Ma chère Sœur. Comme Diestel aura l'honneur de vous rendre cette lettre en main propre, je vous épargnerai la peine de déchiffrer. Je vous envoie en même temps la copie d'une relation de Pétersbourg, où j'ai trouvé tant de bonnes choses, un raisonnement si simple et si vraisemblable, que j'aurais cru négliger quelque chose, si je ne vous l'avais pas communiquée. J'ai lu avec bien du plaisir, par votre chiffre du 13, que vous comprenez les conséquences qu'il y aurait à faire dans les circonstances présentes des démarches pour le changement du gouvernement. Tout l'art de la politique, ma très chère Sœur, consiste à plier ses desseins aux conjonctures, à l'emporter de haute lutte dans un temps et à temporiser dans un autre.

Il faut avouer que la situation présente de l'Europe ne favorise aucunement vos desseins.

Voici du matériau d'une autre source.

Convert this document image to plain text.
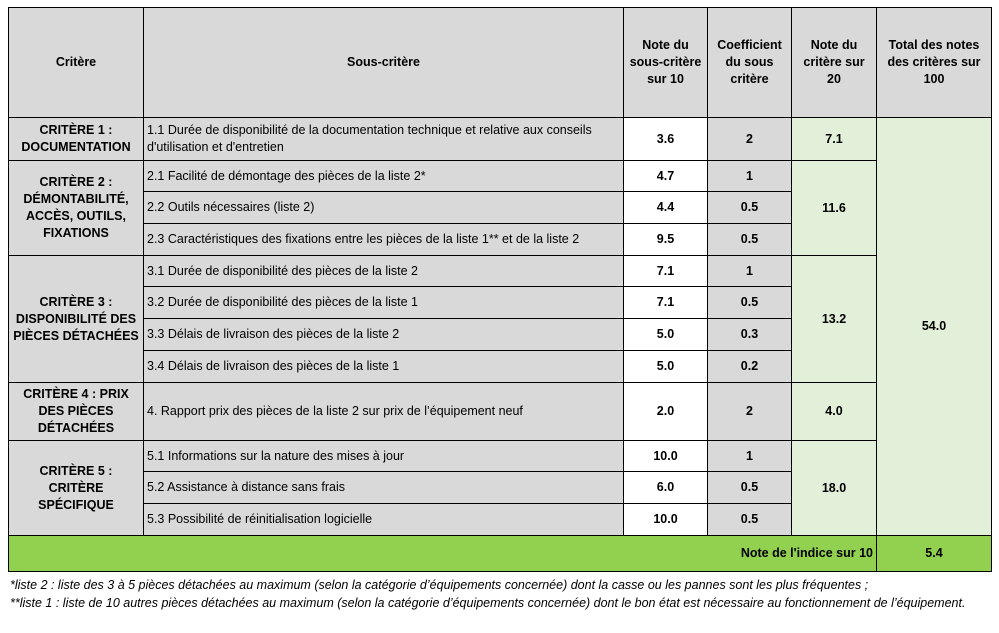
Critère	Sous-critère	Note du sous-critère sur 10	Coefficient du sous critère	Note du critère sur 20	Total des notes des critères sur 100
CRITÈRE 1 : DOCUMENTATION	1.1 Durée de disponibilité de la documentation technique et relative aux conseils d'utilisation et d'entretien	3.6	2	7.1	54.0
CRITÈRE 2 : DÉMONTABILITÉ, ACCÈS, OUTILS, FIXATIONS	2.1 Facilité de démontage des pièces de la liste 2*	4.7	1	11.6	
	2.2 Outils nécessaires (liste 2)	4.4	0.5		
	2.3 Caractéristiques des fixations entre les pièces de la liste 1** et de la liste 2	9.5	0.5		
CRITÈRE 3 : DISPONIBILITÉ DES PIÈCES DÉTACHÉES	3.1 Durée de disponibilité des pièces de la liste 2	7.1	1	13.2	
	3.2 Durée de disponibilité des pièces de la liste 1	7.1	0.5		
	3.3 Délais de livraison des pièces de la liste 2	5.0	0.3		
	3.4 Délais de livraison des pièces de la liste 1	5.0	0.2		
CRITÈRE 4 : PRIX DES PIÈCES DÉTACHÉES	4. Rapport prix des pièces de la liste 2 sur prix de l’équipement neuf	2.0	2	4.0	
CRITÈRE 5 : CRITÈRE SPÉCIFIQUE	5.1 Informations sur la nature des mises à jour	10.0	1	18.0	
	5.2 Assistance à distance sans frais	6.0	0.5		
	5.3 Possibilité de réinitialisation logicielle	10.0	0.5		
Note de l'indice sur 10					5.4

*liste 2 : liste des 3 à 5 pièces détachées au maximum (selon la catégorie d’équipements concernée) dont la casse ou les pannes sont les plus fréquentes ;

**liste 1 : liste de 10 autres pièces détachées au maximum (selon la catégorie d’équipements concernée) dont le bon état est nécessaire au fonctionnement de l’équipement.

Quant à la France, elle est si sensible sur l'article de la paix qu'elle vient de faire, qu'il faut ménager sa délicatesse sur cet article autant qu'il est possible. Si cette puissance a négligé les intérêts de la Suède, c'est qu'elle ne pense qu'aux siens, et c'a toujours été la politique de la France de se servir de ses alliés pour parvenir à ses fins, de les flatter dans les besoins, et de les négliger tout-à-fait lorsqu'elle a cru ne pouvoir plus s'en servir. Si vous comptez sur un secours quelconque de ce côté-la, vous vous tromperez sûrement.

Pour ce qui regarde la Porte, il faudra, ce me semble, voir premièrement quel effet y produira le changement qui vient d'y arriver.1 J'ai ouï dire de beaucoup de personnes que les grands déserts qui séparent les Turcs et les Russes, faisaient, pour ainsi dire, des barrières qu'aucun de ces peuples ne peuvent franchir sans y trouver leur ruine. Un Mufti, un Grand-Visir peut être bien intentionné pour la Suède, mais il n'en suit pas qu'il entreprenne tout de suite une guerre en sa faveur.

Ces deux alliés, comme vous voyez, ne vous seront pas fort utiles.

Pour ce qui est de la reine de Hongrie, elle ne pense qu'à se faire un parti dans l'Empire, à affermir la couronne impériale dans sa maison, et à réformer ses finances, et dans les affaires du Nord la Russie a dessein de s'en servir comme d'un contrepoids pour me tenir en équilibre. Ce qu'il y a de plus dangereux dans le moment présent pour la Suède, c'est la Russie et le Danemark; ce sont deux dangereux voisins et qui, l'entamant des deux côtés, viendraient probablement à bout de la réduire. Il faut être attentif à toutes leurs démarches, ne les point mépriser, et faire bonne contenance au dehors, et, du reste, attendre tout des conjonctures.



1 Es hatte sich das Gerücht von dem Sturze des Grossveziers Abdullah Pascha durch einen Janitscharenaufstand und seiner Ersetzung durch den Janitscharen-Aga verbreitet.